Non ricordo la prima volta che ho mangiato un kaak warqa, ma deve essere stato il suo aspetto liscio e a forma di ciambella a catturare la mia attenzione. Per gioco potevo per giunta infilarne uno al dito, un po’ come un gigantesco anello. E poi c’era il gusto: un cerchio di pasta liscia come la seta e burrosa avvolgeva un ripieno di mandorle macinate, appena zuccherato, al profumo di acqua di rose. Fu amore al primo morso. In Tunisia, i kaak warqa sono considerati i dolci più pregiati e più costosi in circolazione. Vengono offerti ai matrimoni, durante il Ramadan, l’Eid al-Fitr (festa che segna la fine del digiuno) e per celebrare la nascita del profeta Maometto. Quando si ricevono degli ospiti speciali in casa, i kaak warqa vengono serviti accompagnati da tè alla menta e pinoli. Si vendono solo nelle pasticcerie specializzate e si comprano al chilo. Si tratta di un dolcetto raffinato e opulento e come tale non è adatto per chi si accontenta.

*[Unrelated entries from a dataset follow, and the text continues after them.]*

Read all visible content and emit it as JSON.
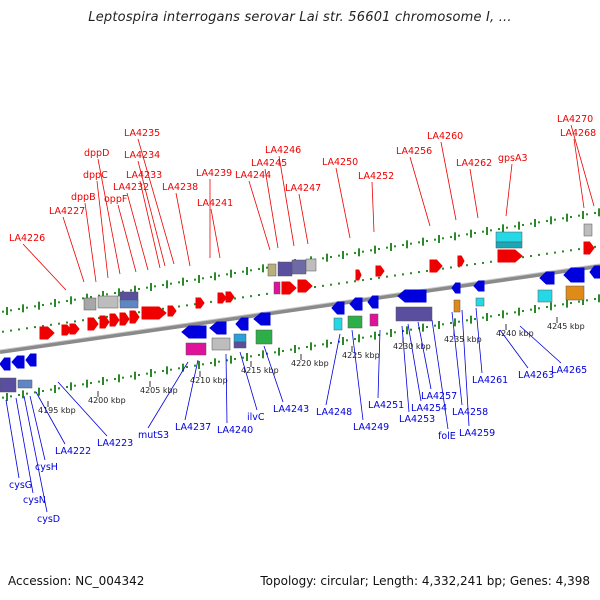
{
  "header": {
    "title": "Leptospira interrogans serovar Lai str. 56601 chromosome I, ..."
  },
  "footer": {
    "accession": "Accession: NC_004342",
    "topology": "Topology: circular; Length: 4,332,241 bp; Genes: 4,398"
  },
  "colors": {
    "forward": "#ee0000",
    "reverse": "#0000dd",
    "backbone": "#8a8a8a",
    "ticks": "#2a8a2a"
  },
  "kbp_ticks": [
    "4195 kbp",
    "4200 kbp",
    "4205 kbp",
    "4210 kbp",
    "4215 kbp",
    "4220 kbp",
    "4225 kbp",
    "4230 kbp",
    "4235 kbp",
    "4240 kbp",
    "4245 kbp"
  ],
  "forward_genes": [
    "LA4226",
    "LA4227",
    "dppB",
    "dppC",
    "dppD",
    "oppF",
    "LA4232",
    "LA4233",
    "LA4234",
    "LA4235",
    "LA4238",
    "LA4239",
    "LA4241",
    "LA4244",
    "LA4245",
    "LA4246",
    "LA4247",
    "LA4250",
    "LA4252",
    "LA4256",
    "LA4260",
    "LA4262",
    "gpsA3",
    "LA4268",
    "LA4270"
  ],
  "reverse_genes": [
    "cysG",
    "cysN",
    "cysD",
    "cysH",
    "LA4222",
    "LA4223",
    "mutS3",
    "LA4237",
    "LA4240",
    "ilvC",
    "LA4243",
    "LA4248",
    "LA4249",
    "LA4251",
    "LA4253",
    "LA4254",
    "folE",
    "LA4257",
    "LA4258",
    "LA4259",
    "LA4261",
    "LA4263",
    "LA4265"
  ]
}
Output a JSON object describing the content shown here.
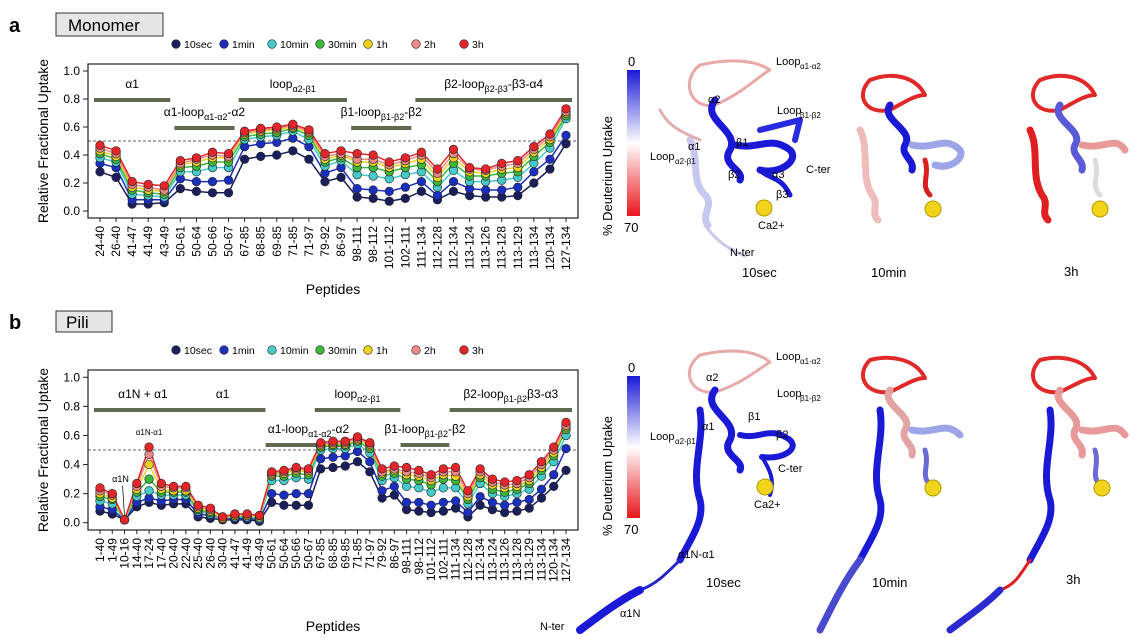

Forse a causa del loro posto di rilievo nell’olimpo della pasticceria tunisina, non avevo mai considerato la possibilità di preparare i kaak warqa a casa. In Tunisia, sono ottenuti con una farina specifica per questo dessert, facilmente reperibile al supermercato (si aggiunge del colorante alimentare bianco per rendere l’impasto ancora più candido). Credevo fosse una di quelle delizie che potevano essere realizzate solo in una cucina industriale da mani esperte, ma durante la pandemia, quando ero impossibilitata a recarmi nel mio paese natale, mi sono ritrovata a desiderare un kaak warqa. Perfino nella mia abitazione temporanea di Marsiglia, in Francia, dove una consistente fetta di popolazione di origine tunisina vive da generazioni, non riuscivo a trovare nessuno che li vendesse. Così decisi di fare il grande passo e di provare a prepararli da sola. Anche se la ricetta dei kaak warqa non è tra le più semplici, ammetto di essere rimasta sorpresa dalla facilità con cui si preparano. Ho imparato a lavorare l’impasto di colore bianco e a stenderlo sottile, a tagliare e a misurare con una precisione maniacale, ad avvolgerlo intorno al marzapane e, infine, ad arrotolarlo realizzando delle piccole ciambelle. L’odore del burro chiarificato e dell’acqua di rose riempivano la mia cucina per concretizzarsi, poi, in numerose dozzine di biscotti, forse un po’ più pallidi di quelli della pasticceria, ma con lo stesso gusto delicato e profumato. Ormai tutti in famiglia sono a conoscenza del fatto che il kaak warqa è il mio dolce preferito. Circa un anno fa sono finalmente tornata in Tunisia dopo diversi anni di assenza. Alla fine del soggiorno sono andata a trovare mia nonna, la quale mi ha consegnato diverse confezioni di kaak warqa – ciascuna da parte di zii e parenti vari che, nonostante la mia età, sanno che basta poco per rendermi felice.
Una volta tornata a casa, dopo una settimana di abbuffate, fu chiaro che avrei dovuto iniziare a distribuire ciò che restava di quel regalo. Una sera incontrai alcuni amici in un bar con l’ultima confezione di dolcetti al seguito. Ma erano ancora troppi per essere consumati tutti dai miei amici, così mi feci strada nel patio affollato mentre degli sconosciuti si destreggiavano tra sigarette e bicchieri di vino naturale per raggiungermi. «Che cos’è? ‒ esclamarono al primo morso ‒. Non ho mai mangiato niente di simile prima d’ora. Come si chiama?».
«Kaak warqa ‒ risposi, sorridendo ‒. Il biscotto più buono del mondo!».